Looks cool. Any plans for customization?

  • Categorical summary could show the number of categories.
  • β€œNo datetime columns” seems unnecessary. There are lots of column types that aren’t present.
1 Like

Would it be possible to support StructArrays v0.5? DataSkimmer currently causes some package downgrades - but I like it a lot!

I’d considered it, but I’m not sure what options would be useful, do you have any suggestions?

Thank you for your feedback, I agree with both of the points you made. The β€œNo datetime columns” text was something I added when debugging and forgot to remove.

@Hasnep, thank you for such a nice and extremely useful package.

Just a couple of comments, if you will:

  • for the numerical entries, the number of digits printed could improve a bit further in terms of consistency? (see example below). Maybe a customizable parameter in a future version.
  • The column β€œMissings” might be called β€œMissing”
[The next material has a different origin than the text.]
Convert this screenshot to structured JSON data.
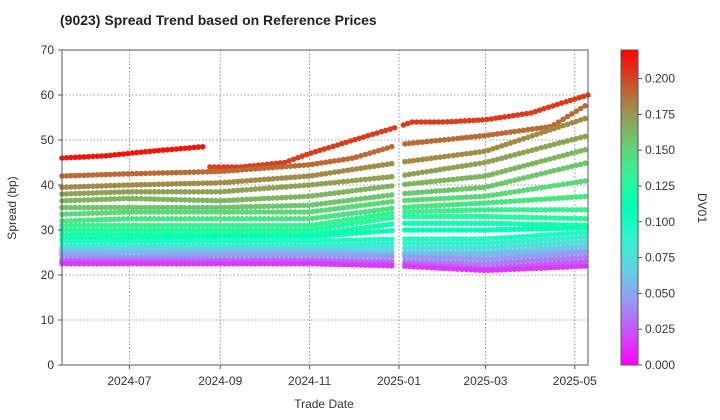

In case you want to reproduce the above, the excel sheet was downloaded from Microsoft site as per working example below.

using  XLSX, DataFrames
url = "https://download.microsoft.com/download/1/4/E/14EDED28-6C58-4055-A65C-23B4DA81C4DE/Financial%20Sample.xlsx"
download(url, "Sample_data2.xlsx")
df = DataFrame(XLSX.readtable("Sample_data2.xlsx", "Sheet1", infer_eltypes=true)...)

using DataSkimmer
skim(df)

PS: do not know why discourse does not respect the REPL output formatting…

1 Like

It looks like it doesn’t work with NamedTuples of Vectors or Vectors of NamedTupless, the most β€œbare-bones” table types. Would you mind a PR to help implement that?

2 Likes

One can always convert those to a table/df first, and then skim them:

using DataSkimmer, DataFrames
nt = (a=1,b="hello")    # named tuple
df = DataFrame((nt,))
skim(df)

2 Likes

Sure, but the whole point of

is to make these conversions unnecessary.

3 Likes

@oschulz

Would it be possible to support StructArrays v0.5?

@rafael.guerra

for the numerical entries, the number of digits printed could improve a bit further in terms of consistency? (see example below). Maybe a customizable parameter in a future version.

I have released version 0.2.0 which should address both of these. Thanks for your suggestions

@pdeffebach

Would you mind a PR to help implement that?

I’d love a contribution! I started a branch here where I added some unit tests for those cases. You can use that as a starting point for a PR or make your own.

1 Like

@Hasnep, thank you.
In the new version the above numeric data table looks prettier now:

2 Likes

Cool package! TablesSkimmer may be a better name though.

I come from an R background, so I was thinking in terms of dataframes when I named it. That’s a better name, but my impression is that renaming packages in Julia is a bit inconvenient. :confused: